NEW YORK — Put away the chicken nuggets and grab some broccoli, moms and dads. A new study finds 69 percent of parents say they want their kids to eat more plant-based foods. Surprisingly, even more parents (72%) say their children are a lot more open-minded when it comes to trying new foods than they were at the same age.
A new poll of 2,005 parents of school-aged children (5-17 years-old) finds kids are more open to trying new things in general than their parents were as kids. The study, conducted by OnePoll in conjunction with Sabra, aimed to discover how kids and parents approach healthy eating. Researchers reveal 85 percent of parents want to provide better snack options for their children than they had as kids.
The push for parents to offer healthy snacks may stem from the simple fact that 76 percent of adults feel they snacked on way too much junk food as kids. The good news is three in four parents have found success as grown-ups; saying their kids have a much healthier diet than they did.
Parents are also fulfilling their kids’ dining desires by choosing snacks they already know their kids will like.
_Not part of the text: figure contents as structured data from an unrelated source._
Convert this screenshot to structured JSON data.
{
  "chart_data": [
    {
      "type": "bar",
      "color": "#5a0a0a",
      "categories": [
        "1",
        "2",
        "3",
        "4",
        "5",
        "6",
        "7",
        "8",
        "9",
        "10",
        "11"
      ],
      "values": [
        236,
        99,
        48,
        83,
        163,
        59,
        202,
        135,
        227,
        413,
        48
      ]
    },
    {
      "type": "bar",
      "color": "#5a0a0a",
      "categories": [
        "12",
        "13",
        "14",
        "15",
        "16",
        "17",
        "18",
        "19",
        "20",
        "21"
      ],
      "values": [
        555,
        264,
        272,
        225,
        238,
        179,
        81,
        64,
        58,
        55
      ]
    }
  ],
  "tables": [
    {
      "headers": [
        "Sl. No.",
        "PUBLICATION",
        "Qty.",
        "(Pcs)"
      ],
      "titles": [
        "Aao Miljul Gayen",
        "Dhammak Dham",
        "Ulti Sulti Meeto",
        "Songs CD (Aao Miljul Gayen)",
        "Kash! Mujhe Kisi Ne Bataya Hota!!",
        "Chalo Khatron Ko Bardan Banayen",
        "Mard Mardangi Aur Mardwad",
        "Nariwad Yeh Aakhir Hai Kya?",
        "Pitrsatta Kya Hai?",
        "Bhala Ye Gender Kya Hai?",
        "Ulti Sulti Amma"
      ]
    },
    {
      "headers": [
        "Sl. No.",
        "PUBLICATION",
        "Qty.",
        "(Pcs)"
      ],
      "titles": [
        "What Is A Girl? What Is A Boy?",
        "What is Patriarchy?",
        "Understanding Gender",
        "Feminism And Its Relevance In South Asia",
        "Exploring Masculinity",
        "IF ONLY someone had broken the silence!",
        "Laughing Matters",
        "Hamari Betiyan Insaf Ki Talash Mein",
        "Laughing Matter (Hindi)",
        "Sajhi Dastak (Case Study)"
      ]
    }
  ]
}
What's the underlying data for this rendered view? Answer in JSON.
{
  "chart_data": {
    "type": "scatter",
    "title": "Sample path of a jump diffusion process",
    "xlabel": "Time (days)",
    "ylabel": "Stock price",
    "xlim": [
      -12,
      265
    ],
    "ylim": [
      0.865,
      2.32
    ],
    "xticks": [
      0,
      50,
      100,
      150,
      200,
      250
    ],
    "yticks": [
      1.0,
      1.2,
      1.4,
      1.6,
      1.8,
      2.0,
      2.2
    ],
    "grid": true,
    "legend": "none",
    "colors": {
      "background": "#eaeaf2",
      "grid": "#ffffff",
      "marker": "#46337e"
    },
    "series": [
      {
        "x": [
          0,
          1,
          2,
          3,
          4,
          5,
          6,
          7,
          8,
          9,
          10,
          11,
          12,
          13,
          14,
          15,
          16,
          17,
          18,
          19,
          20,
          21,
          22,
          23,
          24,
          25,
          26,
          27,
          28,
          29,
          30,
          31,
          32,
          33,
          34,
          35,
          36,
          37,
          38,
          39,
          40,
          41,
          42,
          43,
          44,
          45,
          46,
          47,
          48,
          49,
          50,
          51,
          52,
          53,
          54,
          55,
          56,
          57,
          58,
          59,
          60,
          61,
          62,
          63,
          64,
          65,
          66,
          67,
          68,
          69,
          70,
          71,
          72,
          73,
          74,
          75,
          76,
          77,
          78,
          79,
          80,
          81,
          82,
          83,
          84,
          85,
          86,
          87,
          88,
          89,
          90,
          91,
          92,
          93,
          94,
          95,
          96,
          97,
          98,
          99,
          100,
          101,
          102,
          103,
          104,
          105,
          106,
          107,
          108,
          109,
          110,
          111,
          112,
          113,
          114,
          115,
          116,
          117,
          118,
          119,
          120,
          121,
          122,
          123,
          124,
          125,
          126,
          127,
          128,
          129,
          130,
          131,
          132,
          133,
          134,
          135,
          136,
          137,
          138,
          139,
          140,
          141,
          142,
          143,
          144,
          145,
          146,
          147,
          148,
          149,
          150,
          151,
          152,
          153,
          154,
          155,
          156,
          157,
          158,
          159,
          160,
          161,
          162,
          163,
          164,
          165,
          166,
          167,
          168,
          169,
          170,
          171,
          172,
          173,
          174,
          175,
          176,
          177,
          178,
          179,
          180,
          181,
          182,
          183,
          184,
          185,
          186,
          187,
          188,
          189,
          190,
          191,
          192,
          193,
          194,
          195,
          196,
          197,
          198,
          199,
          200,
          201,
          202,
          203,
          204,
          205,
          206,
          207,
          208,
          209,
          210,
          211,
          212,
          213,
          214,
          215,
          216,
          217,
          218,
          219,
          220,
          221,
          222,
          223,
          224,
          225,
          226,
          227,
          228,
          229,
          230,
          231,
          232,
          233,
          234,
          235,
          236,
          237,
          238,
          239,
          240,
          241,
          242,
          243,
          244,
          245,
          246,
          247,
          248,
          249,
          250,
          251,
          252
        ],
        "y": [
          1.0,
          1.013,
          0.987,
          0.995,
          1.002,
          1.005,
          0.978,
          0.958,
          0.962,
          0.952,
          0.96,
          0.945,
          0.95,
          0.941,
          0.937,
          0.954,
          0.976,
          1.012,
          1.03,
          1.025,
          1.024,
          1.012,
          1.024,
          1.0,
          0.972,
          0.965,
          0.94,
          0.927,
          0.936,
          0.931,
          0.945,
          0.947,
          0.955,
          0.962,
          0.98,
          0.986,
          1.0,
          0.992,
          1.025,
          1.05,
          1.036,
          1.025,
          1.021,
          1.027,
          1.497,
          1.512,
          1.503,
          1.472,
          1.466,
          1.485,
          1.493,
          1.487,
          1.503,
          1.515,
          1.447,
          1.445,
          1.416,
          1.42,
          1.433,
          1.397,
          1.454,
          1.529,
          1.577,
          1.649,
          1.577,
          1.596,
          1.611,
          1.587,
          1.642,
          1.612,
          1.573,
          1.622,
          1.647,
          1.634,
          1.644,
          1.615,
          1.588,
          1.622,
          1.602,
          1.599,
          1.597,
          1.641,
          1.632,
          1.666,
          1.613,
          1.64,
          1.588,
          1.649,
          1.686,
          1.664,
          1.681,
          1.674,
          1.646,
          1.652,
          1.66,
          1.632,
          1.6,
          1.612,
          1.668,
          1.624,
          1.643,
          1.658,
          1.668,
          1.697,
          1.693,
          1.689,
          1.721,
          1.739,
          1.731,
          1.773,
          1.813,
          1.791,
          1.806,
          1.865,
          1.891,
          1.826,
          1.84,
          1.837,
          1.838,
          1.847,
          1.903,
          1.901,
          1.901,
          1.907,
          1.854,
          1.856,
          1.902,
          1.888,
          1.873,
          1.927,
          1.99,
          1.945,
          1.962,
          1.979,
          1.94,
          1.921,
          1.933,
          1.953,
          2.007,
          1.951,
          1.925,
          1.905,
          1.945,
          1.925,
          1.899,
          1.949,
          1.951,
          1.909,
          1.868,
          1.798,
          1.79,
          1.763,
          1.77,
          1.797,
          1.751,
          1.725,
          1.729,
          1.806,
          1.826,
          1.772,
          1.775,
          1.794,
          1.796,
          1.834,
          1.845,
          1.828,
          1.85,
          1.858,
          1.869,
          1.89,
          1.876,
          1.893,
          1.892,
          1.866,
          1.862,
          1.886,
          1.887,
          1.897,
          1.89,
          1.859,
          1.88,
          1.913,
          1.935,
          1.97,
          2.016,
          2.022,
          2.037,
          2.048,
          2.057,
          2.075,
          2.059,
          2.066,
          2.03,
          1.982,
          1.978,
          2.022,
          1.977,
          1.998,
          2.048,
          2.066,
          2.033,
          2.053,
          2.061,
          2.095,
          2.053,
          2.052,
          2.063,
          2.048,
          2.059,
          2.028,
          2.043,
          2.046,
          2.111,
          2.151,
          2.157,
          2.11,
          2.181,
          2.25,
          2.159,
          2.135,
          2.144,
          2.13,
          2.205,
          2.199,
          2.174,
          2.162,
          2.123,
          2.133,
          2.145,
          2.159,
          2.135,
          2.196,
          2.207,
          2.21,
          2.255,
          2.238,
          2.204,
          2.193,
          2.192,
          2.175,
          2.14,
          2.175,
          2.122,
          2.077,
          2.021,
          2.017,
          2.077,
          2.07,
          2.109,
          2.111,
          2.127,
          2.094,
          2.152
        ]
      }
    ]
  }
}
Unfortunately, two in five respondents say they simply don’t have the time to provide healthy snacks for their kids.
No time to eat healthily?
Sixty-three percent of adults go on to say they wish providing healthy snacks was less time-consuming. Another 57 percent still struggle to find snacks that are “better for them” and that kids would want to eat. Nearly half the poll (45%) admit to avoiding giving their children healthy snacks over fears their kids won’t enjoy them.
“While kids can still be selective, they are really open to trying new things so long as the choices offered taste great,” says Jason Levine, CMO for Sabra, in a statement.
While kids are now more open-minded when it comes to trying new food, sometimes they still need a little coaxing. Seven in 10 parents say they will get their kids to try a new snack if they “dare” them.
Sixty-three percent say their kids really enjoy eating plant-based foods. Sixty-two percent of parents add their kids actually like vegetables that they themselves still despise to this day. This list includes spinach (20%,) green beans (19%), apples (19%), and tomatoes (18%).
Is meat on the way out of our collective diet?
So what is motivating kids to opt for better foods and snacks, aside from parents daring them? Over a third (34%) say their children are genuinely curious about plant-based foods. Another 74 percent say their kids want to eat more plant-based because it’s better for the planet. Over a quarter (27%) add their kids have embraced vegetarianism and another 23 percent are raising flexitarian children — who prioritize plant-based foods.
“Busy parents have been challenged when it comes to finding great-tasting snacks they feel really proud of giving their kids,” Levine adds. “But with a little planning and smart choices, incorporating more plant-based foods into your kids’ meals can be as simple as it is delicious.”